But Michael Li, a redistricting expert and Senior Counsel at the Brennan Center for Justice at NYU Law, said the political recriminations miss the good news.
"New York was projected or widely expected to lose 2 seats, and New York came close to keeping all of its seats," said Li.
In all, six states gained seats in Congress and seven states lost seats, affecting not only those states’ Congressional delegations but also their total electoral college votes and share of the $1.5 trillion dollars in federal funding Congress annually allocates among the states.
And there’s still more information to come from the Census Bureau this summer.

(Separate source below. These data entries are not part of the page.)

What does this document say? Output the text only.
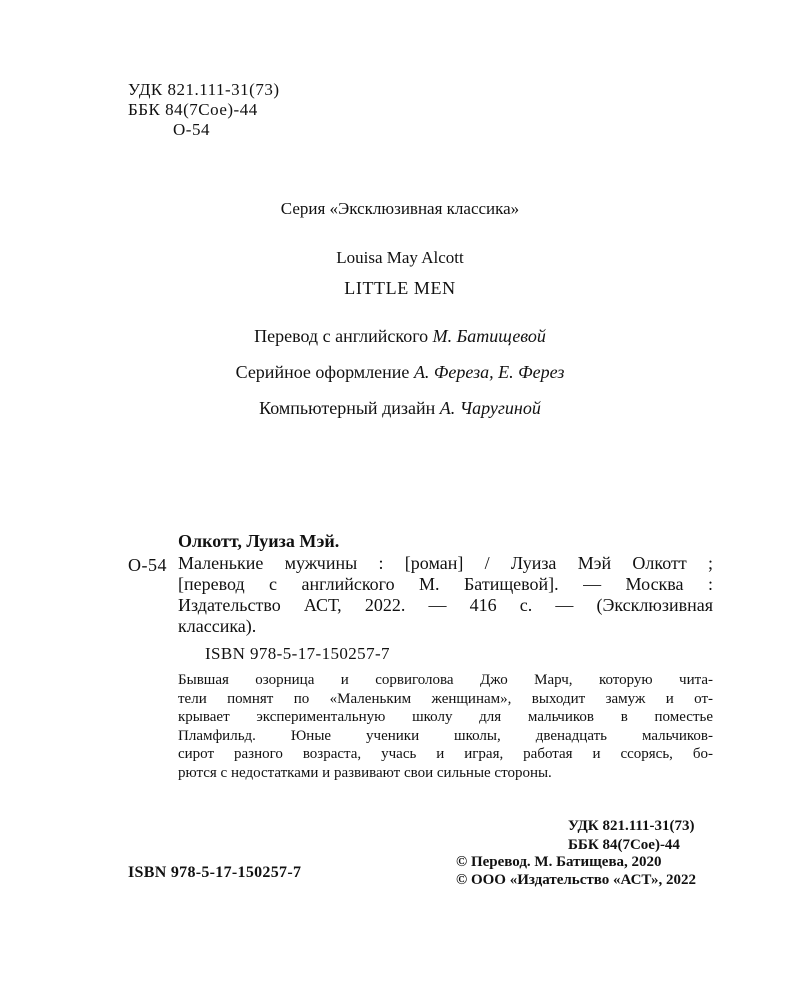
УДК 821.111-31(73)
ББК 84(7Сое)-44
О-54
Серия «Эксклюзивная классика»
Louisa May Alcott
LITTLE MEN
Перевод с английского М. Батищевой
Серийное оформление А. Фереза, Е. Ферез
Компьютерный дизайн А. Чаругиной
Олкотт, Луиза Мэй.
О-54 Маленькие мужчины : [роман] / Луиза Мэй Олкотт ;
[перевод с английского М. Батищевой]. — Москва :
Издательство АСТ, 2022. — 416 с. — (Эксклюзивная
классика).
ISBN 978-5-17-150257-7
Бывшая озорница и сорвиголова Джо Марч, которую чита-
тели помнят по «Маленьким женщинам», выходит замуж и от-
крывает экспериментальную школу для мальчиков в поместье
Пламфильд. Юные ученики школы, двенадцать мальчиков-
сирот разного возраста, учась и играя, работая и ссорясь, бо-
рются с недостатками и развивают свои сильные стороны.
УДК 821.111-31(73)
ББК 84(7Сое)-44
ISBN 978-5-17-150257-7
© Перевод. М. Батищева, 2020
© ООО «Издательство «АСТ», 2022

"In mid-August, we will get the block-level granular data about where people live and their race, age, and ethnicity," said Li
That’s what states will use to redraw their Congressional districts beginning this fall, perhaps with an eye towards partisan advantage in the closely divided House of Representatives.
"Given that Republicans will control key states like Texas, Georgia, and Florida," said Li, "New York is a chance for Democrats to offset some anticipated Republican gerrymandering in those states by doing a little bit of their own."
Democrats in Congress, however, are trying to end such partisan gerrymandering by either side as part of a sweeping democracy reform bill that passed the House last month, but is unlikely to receive any Republican support in the evenly-divided Senate, let alone enough to clear the filibuster’s 60-vote threshold.